In 2011, there were on average 489,000 unemployed people in North Carolina and approximately 6,500 available farm jobs offered through the North Carolina Growers Association. Despite the fact that each of these jobs was in or next to a county with over 10 percent unemployment, only 268 of the nearly 500,000 unemployed North Carolinians applied for these jobs. More than 90 percent of those applying (245 people) were hired, but just 163 showed up for the first day of work. A month in, more than half had quit. Only 7 native workers – or 3 percent of US workers hired – completed the entire growing season. By contrast, roughly 90 percent of all Mexican farm workers at the NCGA complete the growing season. In any given week, native farm workers are 30 times more likely to leave the job than Mexican farm workers. With 6,500 job openings, the 7 native workers who completed the season filled only
one-tenth of one percent of the jobs offered by the NCGA.

  1. No matter how bad the economy becomes, native workers do not take
    farm jobs:

Increasing unemployment has no impact at all on the number of native workers who complete the growing season with the NCGA, although it does correspond with a slight increase in the number who apply for farm jobs. The study shows that if unemployment rose from 2 percent to 14 percent, which would put hundreds of thousands of new people out of work, only about 100 more US workers would apply for NCGA jobs each year – just a sliver of the roughly 6,500–7,000 placements needed in recent years.

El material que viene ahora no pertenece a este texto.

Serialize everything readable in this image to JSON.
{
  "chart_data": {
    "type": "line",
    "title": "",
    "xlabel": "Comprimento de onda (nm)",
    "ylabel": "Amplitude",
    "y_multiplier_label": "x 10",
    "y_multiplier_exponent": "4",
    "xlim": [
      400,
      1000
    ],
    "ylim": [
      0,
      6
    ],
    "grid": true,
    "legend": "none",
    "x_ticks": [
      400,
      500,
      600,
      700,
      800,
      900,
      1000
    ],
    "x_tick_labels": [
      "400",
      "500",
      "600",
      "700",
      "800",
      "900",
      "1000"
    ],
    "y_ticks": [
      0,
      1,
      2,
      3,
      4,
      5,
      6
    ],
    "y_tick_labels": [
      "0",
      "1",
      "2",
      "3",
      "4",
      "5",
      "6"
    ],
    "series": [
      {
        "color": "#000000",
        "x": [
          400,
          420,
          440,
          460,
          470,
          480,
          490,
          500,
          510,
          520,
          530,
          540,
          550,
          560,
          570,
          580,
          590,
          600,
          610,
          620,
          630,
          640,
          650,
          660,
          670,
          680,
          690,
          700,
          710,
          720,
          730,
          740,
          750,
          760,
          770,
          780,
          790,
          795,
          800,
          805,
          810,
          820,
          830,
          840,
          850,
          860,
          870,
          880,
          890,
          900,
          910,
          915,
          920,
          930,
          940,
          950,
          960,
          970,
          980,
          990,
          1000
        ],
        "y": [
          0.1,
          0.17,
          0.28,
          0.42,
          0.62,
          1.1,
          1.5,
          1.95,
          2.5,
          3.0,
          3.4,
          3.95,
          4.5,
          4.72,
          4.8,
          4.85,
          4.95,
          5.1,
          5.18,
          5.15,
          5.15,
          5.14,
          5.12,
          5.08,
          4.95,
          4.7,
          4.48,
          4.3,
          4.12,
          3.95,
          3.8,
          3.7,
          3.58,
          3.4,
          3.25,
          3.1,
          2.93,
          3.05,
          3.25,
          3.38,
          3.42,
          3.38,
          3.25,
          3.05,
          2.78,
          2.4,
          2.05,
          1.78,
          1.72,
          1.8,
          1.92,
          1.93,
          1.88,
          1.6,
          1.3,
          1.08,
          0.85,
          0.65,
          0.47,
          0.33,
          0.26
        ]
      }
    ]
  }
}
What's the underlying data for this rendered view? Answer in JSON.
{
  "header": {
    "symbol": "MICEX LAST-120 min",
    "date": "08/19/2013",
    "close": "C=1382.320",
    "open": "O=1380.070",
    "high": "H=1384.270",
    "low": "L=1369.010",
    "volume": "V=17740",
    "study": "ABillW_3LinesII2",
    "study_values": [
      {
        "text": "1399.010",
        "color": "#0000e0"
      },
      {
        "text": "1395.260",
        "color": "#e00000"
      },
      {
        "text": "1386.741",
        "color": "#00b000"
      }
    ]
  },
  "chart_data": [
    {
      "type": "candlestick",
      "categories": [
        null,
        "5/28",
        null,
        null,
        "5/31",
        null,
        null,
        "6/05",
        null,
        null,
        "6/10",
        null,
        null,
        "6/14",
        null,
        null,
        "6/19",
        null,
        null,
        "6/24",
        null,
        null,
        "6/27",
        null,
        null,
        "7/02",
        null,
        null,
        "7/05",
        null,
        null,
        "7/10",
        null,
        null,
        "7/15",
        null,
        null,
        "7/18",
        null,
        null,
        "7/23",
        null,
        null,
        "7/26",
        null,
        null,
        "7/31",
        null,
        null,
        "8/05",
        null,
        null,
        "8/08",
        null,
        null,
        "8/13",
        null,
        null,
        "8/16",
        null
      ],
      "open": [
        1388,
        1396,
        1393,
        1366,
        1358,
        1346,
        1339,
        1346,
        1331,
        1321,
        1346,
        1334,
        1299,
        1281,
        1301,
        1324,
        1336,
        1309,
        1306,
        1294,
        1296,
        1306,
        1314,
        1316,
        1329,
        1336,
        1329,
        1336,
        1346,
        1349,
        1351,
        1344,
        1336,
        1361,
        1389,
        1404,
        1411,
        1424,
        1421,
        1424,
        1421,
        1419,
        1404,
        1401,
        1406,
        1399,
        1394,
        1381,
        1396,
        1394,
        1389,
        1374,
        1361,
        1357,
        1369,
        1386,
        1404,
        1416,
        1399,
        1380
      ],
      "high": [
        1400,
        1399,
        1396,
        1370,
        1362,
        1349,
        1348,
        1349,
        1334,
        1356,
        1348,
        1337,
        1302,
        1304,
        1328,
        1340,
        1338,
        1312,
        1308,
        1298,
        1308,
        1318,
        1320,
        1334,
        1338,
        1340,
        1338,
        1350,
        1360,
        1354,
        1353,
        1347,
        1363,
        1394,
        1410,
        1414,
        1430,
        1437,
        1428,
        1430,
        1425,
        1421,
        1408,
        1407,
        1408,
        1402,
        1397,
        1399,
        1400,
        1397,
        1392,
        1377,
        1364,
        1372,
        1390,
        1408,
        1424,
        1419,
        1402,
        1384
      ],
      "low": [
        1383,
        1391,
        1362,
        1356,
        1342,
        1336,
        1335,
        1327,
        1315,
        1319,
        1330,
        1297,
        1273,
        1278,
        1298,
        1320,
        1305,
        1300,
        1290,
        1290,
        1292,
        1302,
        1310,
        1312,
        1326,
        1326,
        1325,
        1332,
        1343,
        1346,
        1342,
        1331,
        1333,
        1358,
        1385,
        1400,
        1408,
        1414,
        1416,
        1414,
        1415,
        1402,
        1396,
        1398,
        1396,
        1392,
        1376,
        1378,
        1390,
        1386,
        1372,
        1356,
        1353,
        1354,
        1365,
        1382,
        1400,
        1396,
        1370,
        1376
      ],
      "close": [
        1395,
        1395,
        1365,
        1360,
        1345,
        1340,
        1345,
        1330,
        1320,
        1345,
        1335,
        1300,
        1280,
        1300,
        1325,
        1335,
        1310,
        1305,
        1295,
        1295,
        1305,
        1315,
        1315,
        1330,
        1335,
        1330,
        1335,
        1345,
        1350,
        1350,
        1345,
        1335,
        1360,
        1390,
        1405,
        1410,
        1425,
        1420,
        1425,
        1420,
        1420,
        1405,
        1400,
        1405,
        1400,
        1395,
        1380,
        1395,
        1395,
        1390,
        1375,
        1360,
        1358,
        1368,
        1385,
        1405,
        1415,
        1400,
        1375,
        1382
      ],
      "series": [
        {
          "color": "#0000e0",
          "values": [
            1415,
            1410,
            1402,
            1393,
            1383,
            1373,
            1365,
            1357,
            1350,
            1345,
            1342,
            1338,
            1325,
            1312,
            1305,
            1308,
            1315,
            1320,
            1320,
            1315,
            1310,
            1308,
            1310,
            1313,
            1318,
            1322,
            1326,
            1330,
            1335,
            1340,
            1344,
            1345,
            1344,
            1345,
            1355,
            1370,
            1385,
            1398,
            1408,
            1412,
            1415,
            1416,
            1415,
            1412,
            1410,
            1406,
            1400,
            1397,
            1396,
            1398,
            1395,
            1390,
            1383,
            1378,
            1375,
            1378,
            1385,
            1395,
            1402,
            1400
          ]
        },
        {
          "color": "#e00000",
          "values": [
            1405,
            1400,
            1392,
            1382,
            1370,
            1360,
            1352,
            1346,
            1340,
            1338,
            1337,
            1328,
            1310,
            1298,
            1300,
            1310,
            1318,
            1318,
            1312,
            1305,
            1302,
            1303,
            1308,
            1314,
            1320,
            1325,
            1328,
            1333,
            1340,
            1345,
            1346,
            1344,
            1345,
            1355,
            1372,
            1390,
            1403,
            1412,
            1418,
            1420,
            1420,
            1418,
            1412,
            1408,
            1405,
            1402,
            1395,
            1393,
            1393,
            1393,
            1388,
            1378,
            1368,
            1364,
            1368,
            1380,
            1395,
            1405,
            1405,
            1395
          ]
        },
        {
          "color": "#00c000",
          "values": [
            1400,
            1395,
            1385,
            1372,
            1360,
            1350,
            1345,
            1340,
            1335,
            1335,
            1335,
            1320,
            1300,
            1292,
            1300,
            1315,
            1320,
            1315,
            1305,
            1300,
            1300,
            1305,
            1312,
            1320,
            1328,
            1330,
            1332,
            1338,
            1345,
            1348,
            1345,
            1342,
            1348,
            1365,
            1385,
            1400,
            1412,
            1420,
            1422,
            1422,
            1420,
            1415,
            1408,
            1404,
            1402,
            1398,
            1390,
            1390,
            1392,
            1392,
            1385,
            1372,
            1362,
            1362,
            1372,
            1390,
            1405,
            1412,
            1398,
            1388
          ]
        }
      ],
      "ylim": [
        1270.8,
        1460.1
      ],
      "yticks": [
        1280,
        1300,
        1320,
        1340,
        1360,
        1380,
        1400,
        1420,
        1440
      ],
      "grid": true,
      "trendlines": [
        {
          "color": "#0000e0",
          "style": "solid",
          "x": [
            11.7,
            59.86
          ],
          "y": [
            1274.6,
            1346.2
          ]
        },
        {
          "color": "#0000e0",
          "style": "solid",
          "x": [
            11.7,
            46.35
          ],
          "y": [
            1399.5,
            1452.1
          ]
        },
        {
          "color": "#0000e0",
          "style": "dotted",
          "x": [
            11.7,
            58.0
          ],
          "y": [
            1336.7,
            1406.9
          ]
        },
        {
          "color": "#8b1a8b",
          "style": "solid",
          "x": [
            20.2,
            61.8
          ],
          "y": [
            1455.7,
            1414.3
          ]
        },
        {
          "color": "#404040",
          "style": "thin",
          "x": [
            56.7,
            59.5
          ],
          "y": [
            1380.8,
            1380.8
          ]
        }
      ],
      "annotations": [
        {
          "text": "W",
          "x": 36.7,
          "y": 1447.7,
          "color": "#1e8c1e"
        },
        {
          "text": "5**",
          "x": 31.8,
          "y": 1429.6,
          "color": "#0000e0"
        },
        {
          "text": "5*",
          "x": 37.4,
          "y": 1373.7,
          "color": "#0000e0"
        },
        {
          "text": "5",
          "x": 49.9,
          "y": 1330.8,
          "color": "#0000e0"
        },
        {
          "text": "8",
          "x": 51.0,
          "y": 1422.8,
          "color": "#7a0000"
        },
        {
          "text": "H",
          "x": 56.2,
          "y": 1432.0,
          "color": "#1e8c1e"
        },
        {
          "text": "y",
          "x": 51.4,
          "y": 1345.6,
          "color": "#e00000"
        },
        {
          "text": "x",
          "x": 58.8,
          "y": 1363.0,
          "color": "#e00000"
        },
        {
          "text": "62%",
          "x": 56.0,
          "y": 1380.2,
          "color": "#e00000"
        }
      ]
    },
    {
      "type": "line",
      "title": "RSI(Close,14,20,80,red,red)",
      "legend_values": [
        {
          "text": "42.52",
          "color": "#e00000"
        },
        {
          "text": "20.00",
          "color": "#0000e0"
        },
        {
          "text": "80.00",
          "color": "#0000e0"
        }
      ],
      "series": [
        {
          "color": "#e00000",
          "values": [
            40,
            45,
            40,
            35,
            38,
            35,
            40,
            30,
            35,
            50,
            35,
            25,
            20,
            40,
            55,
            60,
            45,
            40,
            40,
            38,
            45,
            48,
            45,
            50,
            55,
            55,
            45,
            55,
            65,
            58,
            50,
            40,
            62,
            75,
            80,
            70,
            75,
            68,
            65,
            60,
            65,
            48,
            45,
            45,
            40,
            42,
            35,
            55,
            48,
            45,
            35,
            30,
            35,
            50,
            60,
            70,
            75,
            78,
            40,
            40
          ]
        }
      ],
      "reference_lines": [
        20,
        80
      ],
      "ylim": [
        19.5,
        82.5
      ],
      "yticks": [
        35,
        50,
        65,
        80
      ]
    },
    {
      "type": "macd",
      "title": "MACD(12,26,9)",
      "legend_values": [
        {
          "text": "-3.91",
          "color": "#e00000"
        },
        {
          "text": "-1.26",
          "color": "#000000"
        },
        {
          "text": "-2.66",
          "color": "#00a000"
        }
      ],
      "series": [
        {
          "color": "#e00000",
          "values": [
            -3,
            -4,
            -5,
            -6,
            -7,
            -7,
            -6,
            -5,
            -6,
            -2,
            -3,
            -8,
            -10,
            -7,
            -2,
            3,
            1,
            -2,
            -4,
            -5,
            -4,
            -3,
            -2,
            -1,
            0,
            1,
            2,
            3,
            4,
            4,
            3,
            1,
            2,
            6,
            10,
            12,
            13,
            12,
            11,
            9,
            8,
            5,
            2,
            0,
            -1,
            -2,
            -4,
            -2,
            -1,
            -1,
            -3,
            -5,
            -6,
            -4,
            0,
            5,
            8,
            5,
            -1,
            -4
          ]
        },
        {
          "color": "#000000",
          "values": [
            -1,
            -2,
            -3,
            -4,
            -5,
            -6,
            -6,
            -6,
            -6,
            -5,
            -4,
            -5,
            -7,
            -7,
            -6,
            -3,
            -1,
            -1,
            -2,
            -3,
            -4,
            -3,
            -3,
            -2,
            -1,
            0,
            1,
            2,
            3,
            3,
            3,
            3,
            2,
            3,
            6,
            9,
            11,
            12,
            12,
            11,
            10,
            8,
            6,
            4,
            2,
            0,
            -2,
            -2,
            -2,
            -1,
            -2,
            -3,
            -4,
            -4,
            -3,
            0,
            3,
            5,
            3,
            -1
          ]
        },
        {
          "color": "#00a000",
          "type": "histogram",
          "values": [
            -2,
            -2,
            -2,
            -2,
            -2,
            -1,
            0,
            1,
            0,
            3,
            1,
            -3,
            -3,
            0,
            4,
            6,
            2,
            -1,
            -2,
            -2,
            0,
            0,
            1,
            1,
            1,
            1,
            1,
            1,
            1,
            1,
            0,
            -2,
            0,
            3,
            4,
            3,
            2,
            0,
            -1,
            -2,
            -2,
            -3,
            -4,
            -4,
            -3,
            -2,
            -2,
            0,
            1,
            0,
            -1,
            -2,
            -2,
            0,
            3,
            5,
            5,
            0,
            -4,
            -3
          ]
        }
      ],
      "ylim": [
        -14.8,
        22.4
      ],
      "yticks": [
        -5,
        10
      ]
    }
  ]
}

Still, this spike in unemployment rate would not make US workers any more likely to finish a growing season at all.

  1. The North Carolina Growers Association spends more money to comply
    with the immigration laws designed to protect American workers than it
    does on salaries for all its American farm workers combined:

The North Carolina Growers Association spent more than $100,000 to advertise farm jobs and comply with immigration laws in 2011, while it paid out just $87,000 in wages to the seven native workers who completed the season working on the farm.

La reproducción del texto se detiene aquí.